Andrew Bailey expressed the views during the annual international banking conference at the British Banker's Association.
"The five or six years since the outbreak of the financial crisis have seen signs of the reversal of some aspects of the greater openness we had seen in the 1980s and 1990s," he said.
"The banking system has become more fragmented or 'balkanised'" he continued, and that was a danger to "maintaining and developing the world economy".
Problems in the financial crisis included sovereign credit worthiness, the interruption of credit flows and the experiences of dealing with failed banks headquartered in other countries, he added.
The too-big-to-fail phenomenon, and governments' ability to wind down a bank which is integral to the national economy, are key to restoring confidence in banking around the world.
"For me, the big point here is to achieve resolution planning which creates sufficient confidence among national authorities that there is greater trust, and therefore a greater willingness to assume, for instance, that capital and liquid assets are moveable and can be employed across countries when needed.
"It is an essential pre-condition for confidence in cross-border bank activity and likewise it provides an important counterweight to policies that trap capital and liquid assets in host jurisdictions."
China And The City
Bailey laid out the reforms the BoE has made to facilitate the resumption of cross-border banking, and gave the example of China.

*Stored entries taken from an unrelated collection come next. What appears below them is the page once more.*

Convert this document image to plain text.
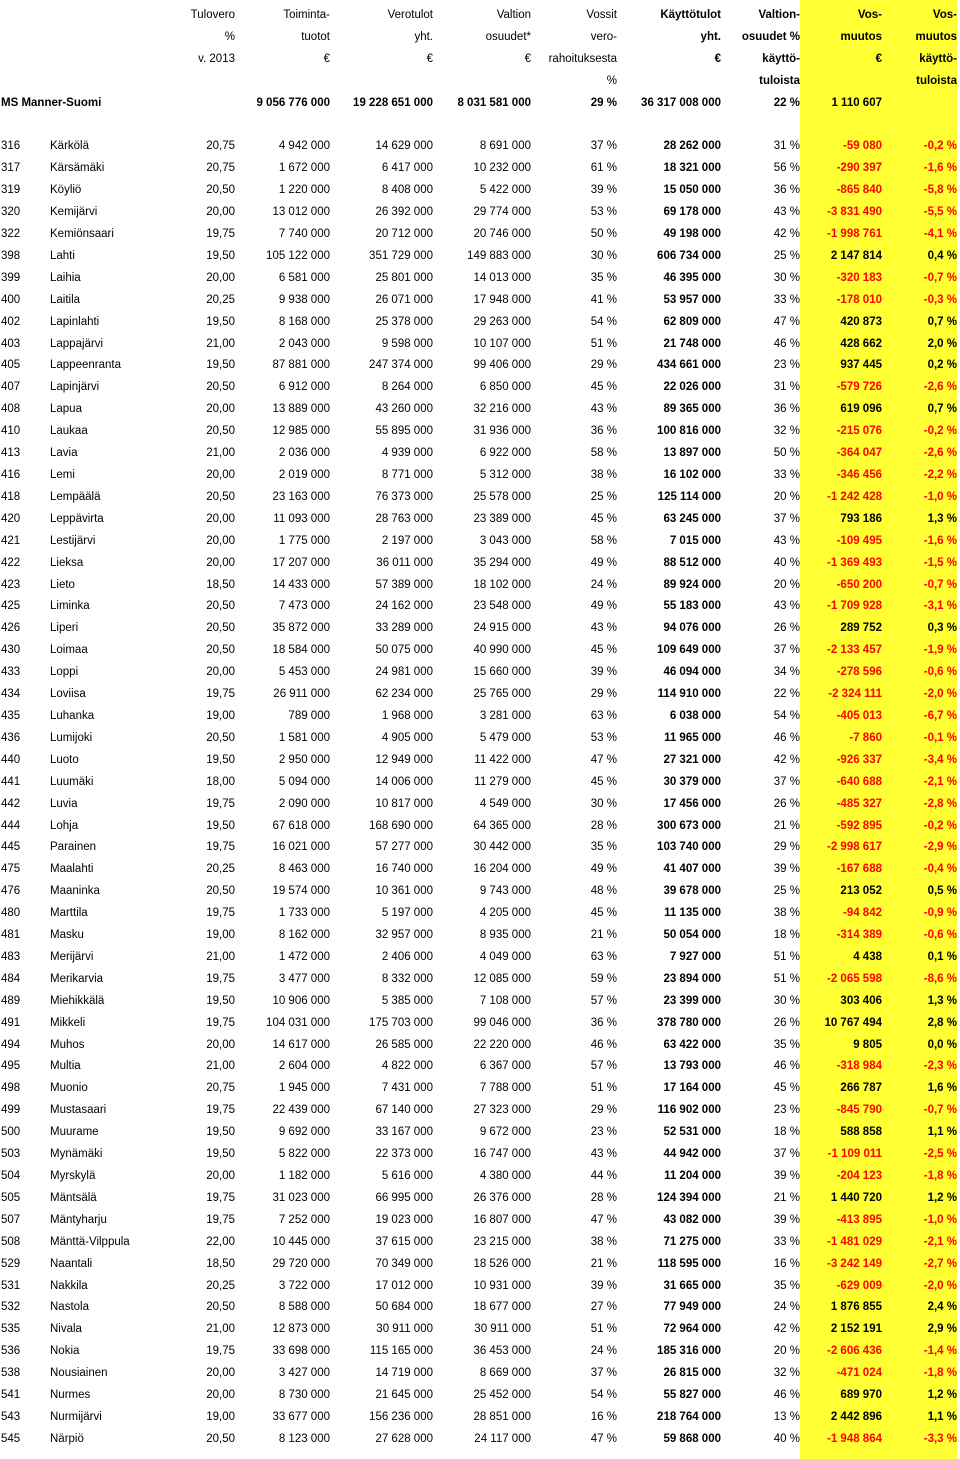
		Tulovero	Toiminta-	Verotulot	Valtion	Vossit	Käyttötulot	Valtion-	Vos-	Vos-
		%	tuotot	yht.	osuudet*	vero-	yht.	osuudet %	muutos	muutos
		v. 2013	€	€	€	rahoituksesta	€	käyttö-	€	käyttö-
						%		tuloista		tuloista
MS Manner-Suomi			9 056 776 000	19 228 651 000	8 031 581 000	29 %	36 317 008 000	22 %	1 110 607	

316	Kärkölä	20,75	4 942 000	14 629 000	8 691 000	37 %	28 262 000	31 %	-59 080	-0,2 %
317	Kärsämäki	20,75	1 672 000	6 417 000	10 232 000	61 %	18 321 000	56 %	-290 397	-1,6 %
319	Köyliö	20,50	1 220 000	8 408 000	5 422 000	39 %	15 050 000	36 %	-865 840	-5,8 %
320	Kemijärvi	20,00	13 012 000	26 392 000	29 774 000	53 %	69 178 000	43 %	-3 831 490	-5,5 %
322	Kemiönsaari	19,75	7 740 000	20 712 000	20 746 000	50 %	49 198 000	42 %	-1 998 761	-4,1 %
398	Lahti	19,50	105 122 000	351 729 000	149 883 000	30 %	606 734 000	25 %	2 147 814	0,4 %
399	Laihia	20,00	6 581 000	25 801 000	14 013 000	35 %	46 395 000	30 %	-320 183	-0,7 %
400	Laitila	20,25	9 938 000	26 071 000	17 948 000	41 %	53 957 000	33 %	-178 010	-0,3 %
402	Lapinlahti	19,50	8 168 000	25 378 000	29 263 000	54 %	62 809 000	47 %	420 873	0,7 %
403	Lappajärvi	21,00	2 043 000	9 598 000	10 107 000	51 %	21 748 000	46 %	428 662	2,0 %
405	Lappeenranta	19,50	87 881 000	247 374 000	99 406 000	29 %	434 661 000	23 %	937 445	0,2 %
407	Lapinjärvi	20,50	6 912 000	8 264 000	6 850 000	45 %	22 026 000	31 %	-579 726	-2,6 %
408	Lapua	20,00	13 889 000	43 260 000	32 216 000	43 %	89 365 000	36 %	619 096	0,7 %
410	Laukaa	20,50	12 985 000	55 895 000	31 936 000	36 %	100 816 000	32 %	-215 076	-0,2 %
413	Lavia	21,00	2 036 000	4 939 000	6 922 000	58 %	13 897 000	50 %	-364 047	-2,6 %
416	Lemi	20,00	2 019 000	8 771 000	5 312 000	38 %	16 102 000	33 %	-346 456	-2,2 %
418	Lempäälä	20,50	23 163 000	76 373 000	25 578 000	25 %	125 114 000	20 %	-1 242 428	-1,0 %
420	Leppävirta	20,00	11 093 000	28 763 000	23 389 000	45 %	63 245 000	37 %	793 186	1,3 %
421	Lestijärvi	20,00	1 775 000	2 197 000	3 043 000	58 %	7 015 000	43 %	-109 495	-1,6 %
422	Lieksa	20,00	17 207 000	36 011 000	35 294 000	49 %	88 512 000	40 %	-1 369 493	-1,5 %
423	Lieto	18,50	14 433 000	57 389 000	18 102 000	24 %	89 924 000	20 %	-650 200	-0,7 %
425	Liminka	20,50	7 473 000	24 162 000	23 548 000	49 %	55 183 000	43 %	-1 709 928	-3,1 %
426	Liperi	20,50	35 872 000	33 289 000	24 915 000	43 %	94 076 000	26 %	289 752	0,3 %
430	Loimaa	20,50	18 584 000	50 075 000	40 990 000	45 %	109 649 000	37 %	-2 133 457	-1,9 %
433	Loppi	20,00	5 453 000	24 981 000	15 660 000	39 %	46 094 000	34 %	-278 596	-0,6 %
434	Loviisa	19,75	26 911 000	62 234 000	25 765 000	29 %	114 910 000	22 %	-2 324 111	-2,0 %
435	Luhanka	19,00	789 000	1 968 000	3 281 000	63 %	6 038 000	54 %	-405 013	-6,7 %
436	Lumijoki	20,50	1 581 000	4 905 000	5 479 000	53 %	11 965 000	46 %	-7 860	-0,1 %
440	Luoto	19,50	2 950 000	12 949 000	11 422 000	47 %	27 321 000	42 %	-926 337	-3,4 %
441	Luumäki	18,00	5 094 000	14 006 000	11 279 000	45 %	30 379 000	37 %	-640 688	-2,1 %
442	Luvia	19,75	2 090 000	10 817 000	4 549 000	30 %	17 456 000	26 %	-485 327	-2,8 %
444	Lohja	19,50	67 618 000	168 690 000	64 365 000	28 %	300 673 000	21 %	-592 895	-0,2 %
445	Parainen	19,75	16 021 000	57 277 000	30 442 000	35 %	103 740 000	29 %	-2 998 617	-2,9 %
475	Maalahti	20,25	8 463 000	16 740 000	16 204 000	49 %	41 407 000	39 %	-167 688	-0,4 %
476	Maaninka	20,50	19 574 000	10 361 000	9 743 000	48 %	39 678 000	25 %	213 052	0,5 %
480	Marttila	19,75	1 733 000	5 197 000	4 205 000	45 %	11 135 000	38 %	-94 842	-0,9 %
481	Masku	19,00	8 162 000	32 957 000	8 935 000	21 %	50 054 000	18 %	-314 389	-0,6 %
483	Merijärvi	21,00	1 472 000	2 406 000	4 049 000	63 %	7 927 000	51 %	4 438	0,1 %
484	Merikarvia	19,75	3 477 000	8 332 000	12 085 000	59 %	23 894 000	51 %	-2 065 598	-8,6 %
489	Miehikkälä	19,50	10 906 000	5 385 000	7 108 000	57 %	23 399 000	30 %	303 406	1,3 %
491	Mikkeli	19,75	104 031 000	175 703 000	99 046 000	36 %	378 780 000	26 %	10 767 494	2,8 %
494	Muhos	20,00	14 617 000	26 585 000	22 220 000	46 %	63 422 000	35 %	9 805	0,0 %
495	Multia	21,00	2 604 000	4 822 000	6 367 000	57 %	13 793 000	46 %	-318 984	-2,3 %
498	Muonio	20,75	1 945 000	7 431 000	7 788 000	51 %	17 164 000	45 %	266 787	1,6 %
499	Mustasaari	19,75	22 439 000	67 140 000	27 323 000	29 %	116 902 000	23 %	-845 790	-0,7 %
500	Muurame	19,50	9 692 000	33 167 000	9 672 000	23 %	52 531 000	18 %	588 858	1,1 %
503	Mynämäki	19,50	5 822 000	22 373 000	16 747 000	43 %	44 942 000	37 %	-1 109 011	-2,5 %
504	Myrskylä	20,00	1 182 000	5 616 000	4 380 000	44 %	11 204 000	39 %	-204 123	-1,8 %
505	Mäntsälä	19,75	31 023 000	66 995 000	26 376 000	28 %	124 394 000	21 %	1 440 720	1,2 %
507	Mäntyharju	19,75	7 252 000	19 023 000	16 807 000	47 %	43 082 000	39 %	-413 895	-1,0 %
508	Mänttä-Vilppula	22,00	10 445 000	37 615 000	23 215 000	38 %	71 275 000	33 %	-1 481 029	-2,1 %
529	Naantali	18,50	29 720 000	70 349 000	18 526 000	21 %	118 595 000	16 %	-3 242 149	-2,7 %
531	Nakkila	20,25	3 722 000	17 012 000	10 931 000	39 %	31 665 000	35 %	-629 009	-2,0 %
532	Nastola	20,50	8 588 000	50 684 000	18 677 000	27 %	77 949 000	24 %	1 876 855	2,4 %
535	Nivala	21,00	12 873 000	30 911 000	30 911 000	51 %	72 964 000	42 %	2 152 191	2,9 %
536	Nokia	19,75	33 698 000	115 165 000	36 453 000	24 %	185 316 000	20 %	-2 606 436	-1,4 %
538	Nousiainen	20,00	3 427 000	14 719 000	8 669 000	37 %	26 815 000	32 %	-471 024	-1,8 %
541	Nurmes	20,00	8 730 000	21 645 000	25 452 000	54 %	55 827 000	46 %	689 970	1,2 %
543	Nurmijärvi	19,00	33 677 000	156 236 000	28 851 000	16 %	218 764 000	13 %	2 442 896	1,1 %
545	Närpiö	20,50	8 123 000	27 628 000	24 117 000	47 %	59 868 000	40 %	-1 948 864	-3,3 %
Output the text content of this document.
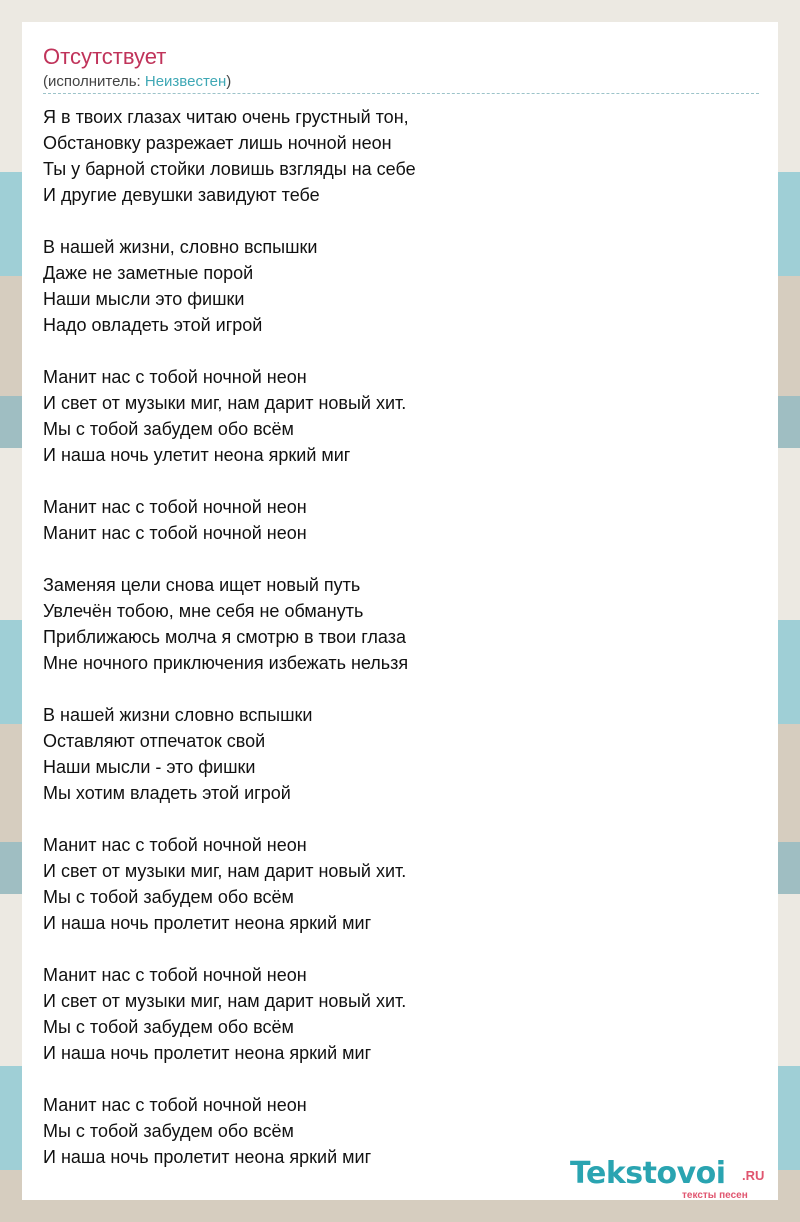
Отсутствует
(исполнитель: Неизвестен)
Я в твоих глазах читаю очень грустный тон,
Обстановку разрежает лишь ночной неон
Ты у барной стойки ловишь взгляды на себе
И другие девушки завидуют тебе
В нашей жизни, словно вспышки
Даже не заметные порой
Наши мысли это фишки
Надо овладеть этой игрой
Манит нас с тобой ночной неон
И свет от музыки миг, нам дарит новый хит.
Мы с тобой забудем обо всём
И наша ночь улетит неона яркий миг
Манит нас с тобой ночной неон
Манит нас с тобой ночной неон
Заменяя цели снова ищет новый путь
Увлечён тобою, мне себя не обмануть
Приближаюсь молча я смотрю в твои глаза
Мне ночного приключения избежать нельзя
В нашей жизни словно вспышки
Оставляют отпечаток свой
Наши мысли - это фишки
Мы хотим владеть этой игрой
Манит нас с тобой ночной неон
И свет от музыки миг, нам дарит новый хит.
Мы с тобой забудем обо всём
И наша ночь пролетит неона яркий миг
Манит нас с тобой ночной неон
И свет от музыки миг, нам дарит новый хит.
Мы с тобой забудем обо всём
И наша ночь пролетит неона яркий миг
Манит нас с тобой ночной неон
Мы с тобой забудем обо всём
И наша ночь пролетит неона яркий миг	Tekstovoi .RU
тексты песен
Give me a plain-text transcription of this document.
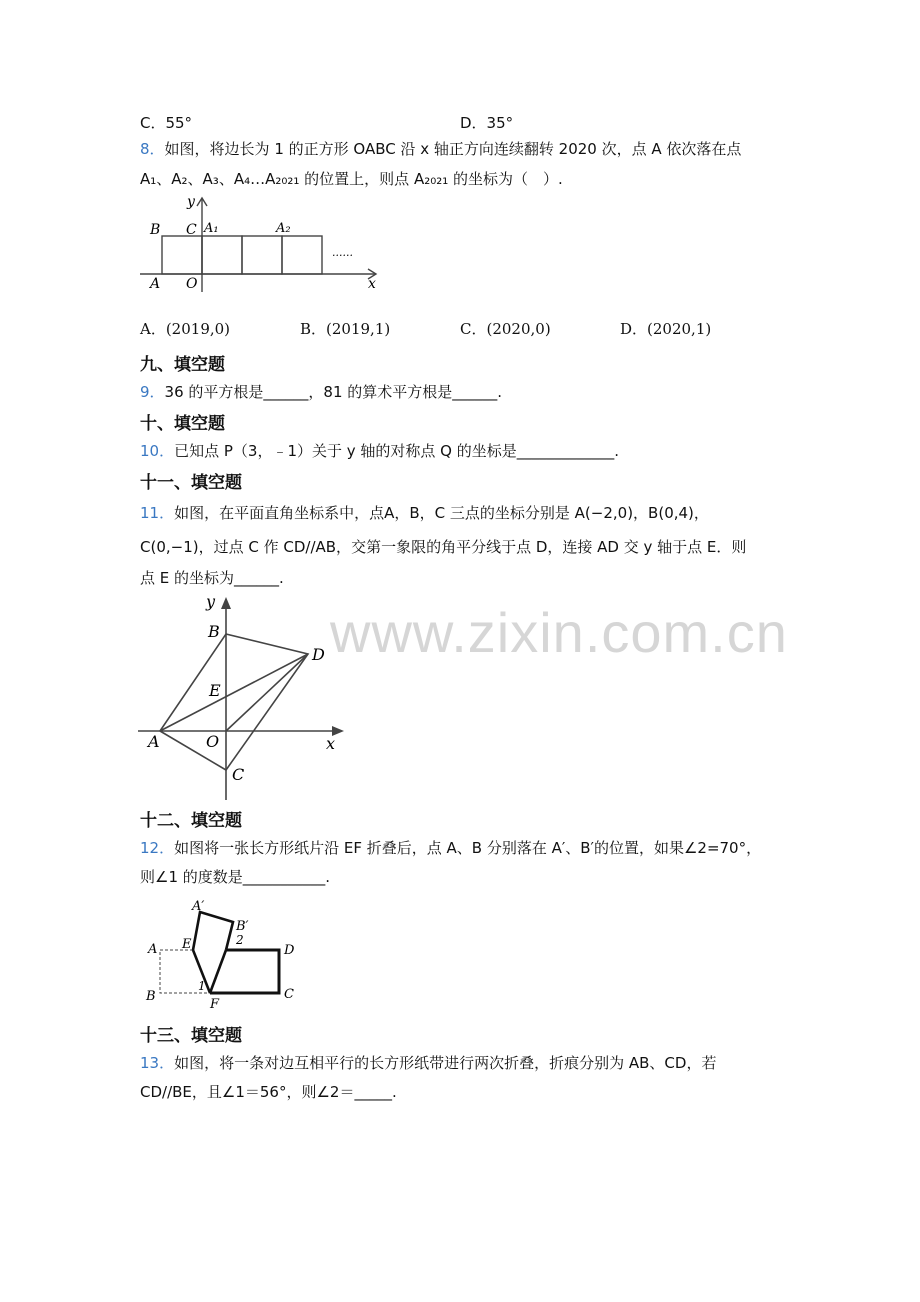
C．55°	D．35°
8．如图，将边长为 1 的正方形 OABC 沿 x 轴正方向连续翻转 2020 次，点 A 依次落在点
A₁、A₂、A₃、A₄…A₂₀₂₁ 的位置上，则点 A₂₀₂₁ 的坐标为（　）.
y
B C A₁	A₂
A O	x
......
A．(2019,0)	B．(2019,1)	C．(2020,0)	D．(2020,1)
九、填空题
9．36 的平方根是______，81 的算术平方根是______.
十、填空题
10．已知点 P（3，﹣1）关于 y 轴的对称点 Q 的坐标是_____________.
十一、填空题
11．如图，在平面直角坐标系中，点A，B，C 三点的坐标分别是 A(−2,0)，B(0,4)，
C(0,−1)，过点 C 作 CD//AB，交第一象限的角平分线于点 D，连接 AD 交 y 轴于点 E．则
点 E 的坐标为______.
y
B
D
E
A	O	x
C
www.zixin.com.cn
十二、填空题
12．如图将一张长方形纸片沿 EF 折叠后，点 A、B 分别落在 A′、B′的位置，如果∠2=70°，
则∠1 的度数是___________.
A′
B′
2
A E	D
B
1
F
C
十三、填空题
13．如图，将一条对边互相平行的长方形纸带进行两次折叠，折痕分别为 AB、CD，若
CD//BE，且∠1＝56°，则∠2＝_____.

The Prudential Regulation Authority, which he also heads, announced that it will allow Chinese banks to open branches in the UK this week.
This came in the context of senior political figures visiting China including Chancellor George Osborne who is keen for Britain to forge economic ties with the world's second most important economy.
China is also looking to internationalise its renminbi currency though trade in financial centres outside the country.
Many bankers in the City of London have seen this as a potential goldmine to make London the main centre for trading in renminbi outside China.
Bailey tied the PRA's decision to allow Chinese banks to open branches in the UK to the efforts to harmonise international banking regulation and cross-border flows.
"In the run-up to the launch of the PRA, in April, we set out our approach to supervising subsidiaries and branches from overseas, and in this context the announcement on China is not a surprise," he said.
"Our stance is sensibly cautious, but not I think restrictive. And, let me reiterate that it is a general policy, not a China policy, and it is consistent with promoting the benefits of an open world economy."